DALLAS – A somber Karl-Anthony Towns, his right forearm contusion wrapped in heavy bandages, struck a somber tone following the Timberwolves' 110-108 loss to the Dallas Mavericks.
Towns was asked what his team said to each other following such an emotional loss, one that prevented them from pulling within a half-game of Dallas for the No. 5 seed in the Western Conference and instead dropped them a half-game behind Denver for the all-important No. 6 seed.
"I can't say or I'll get fined," Towns said.
Towns didn't say it directly, but the Wolves were irate over a controversial call when Reggie Bullock fouled Patrick Beverley with the Wolves down 110-107 and 6.5 seconds remaining.
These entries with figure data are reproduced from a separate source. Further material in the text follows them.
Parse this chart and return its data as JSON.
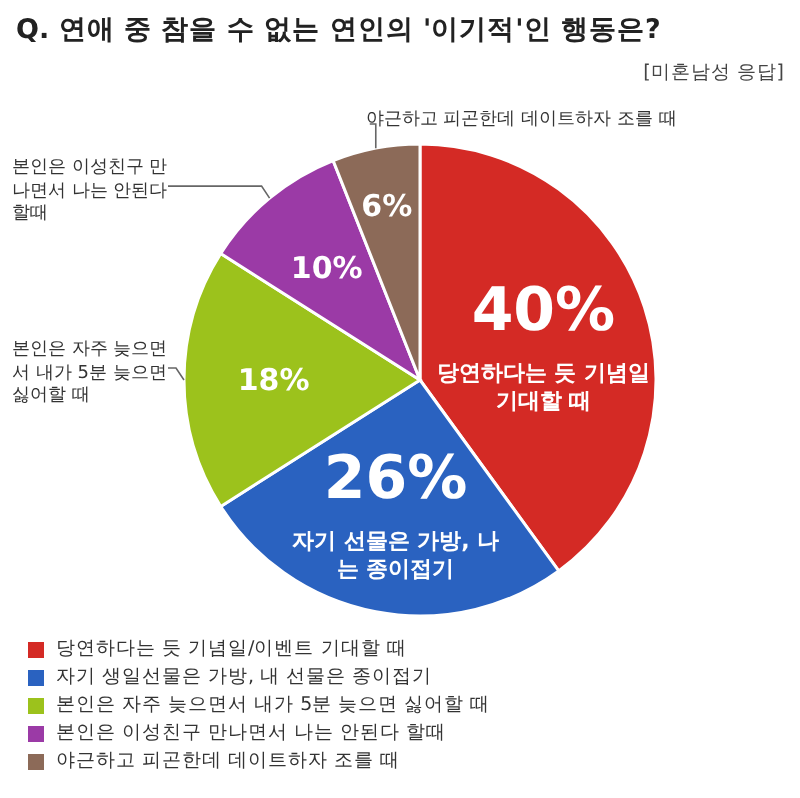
{
  "chart_data": {
    "type": "pie",
    "title": "Q. 연애 중 참을 수 없는 연인의 '이기적'인 행동은?",
    "subtitle": "[미혼남성 응답]",
    "categories": [
      "당연하다는 듯 기념일/이벤트 기대할 때",
      "자기 생일선물은 가방, 내 선물은 종이접기",
      "본인은 자주 늦으면서 내가 5분 늦으면 싫어할 때",
      "본인은 이성친구 만나면서 나는 안된다 할때",
      "야근하고 피곤한데 데이트하자 조를 때"
    ],
    "values": [
      40,
      26,
      18,
      10,
      6
    ],
    "colors": [
      "#d42a25",
      "#2a62c0",
      "#9cc21c",
      "#9b3aa6",
      "#8c6a58"
    ],
    "value_labels": [
      "40%",
      "26%",
      "18%",
      "10%",
      "6%"
    ],
    "legend": "bottom",
    "annotations": [
      "당연하다는 듯 기념일 기대할 때",
      "자기 선물은 가방, 나는 종이접기",
      "본인은 자주 늦으면서 내가 5분 늦으면 싫어할 때",
      "본인은 이성친구 만나면서 나는 안된다 할때",
      "야근하고 피곤한데 데이트하자 조를 때"
    ]
  }
}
Beverley was trying to hoist a shot and get a shooting foul because the Mavericks were trying to foul without the Wolves — who blew a 103-100 lead only minutes earlier — getting a three-point attempt. But officials ruled Beverley wasn't yet in the act of shooting when Bullock fouled him, and since the Wolves were in the penalty that meant two shots, not three, at the line. The Wolves were enraged, with coach Chris Finch and Beverley screaming at officials. D'Angelo Russell did his best to hold both back.
After the game, Finch was more direct in his comments about the play.
"I mean, kind of wild, really," Finch said. "Looking at the tape, I thought PB got fouled on the shot which was a three-pointer, should've been three on the right wing. He was clearly in the gather and the turn and thought that should've been for sure a three-point shot."
The Wolves never got a chance to tie after Beverley missed the first free throw, then missed the second intentionally, got his own rebound and was fouled by Luka Doncic. After a review challenging the foul call, officials ruled for the Mavericks, the teams jumped it up at midcourt and Beverley got the ball again — and was again fouled with 2.5 seconds left.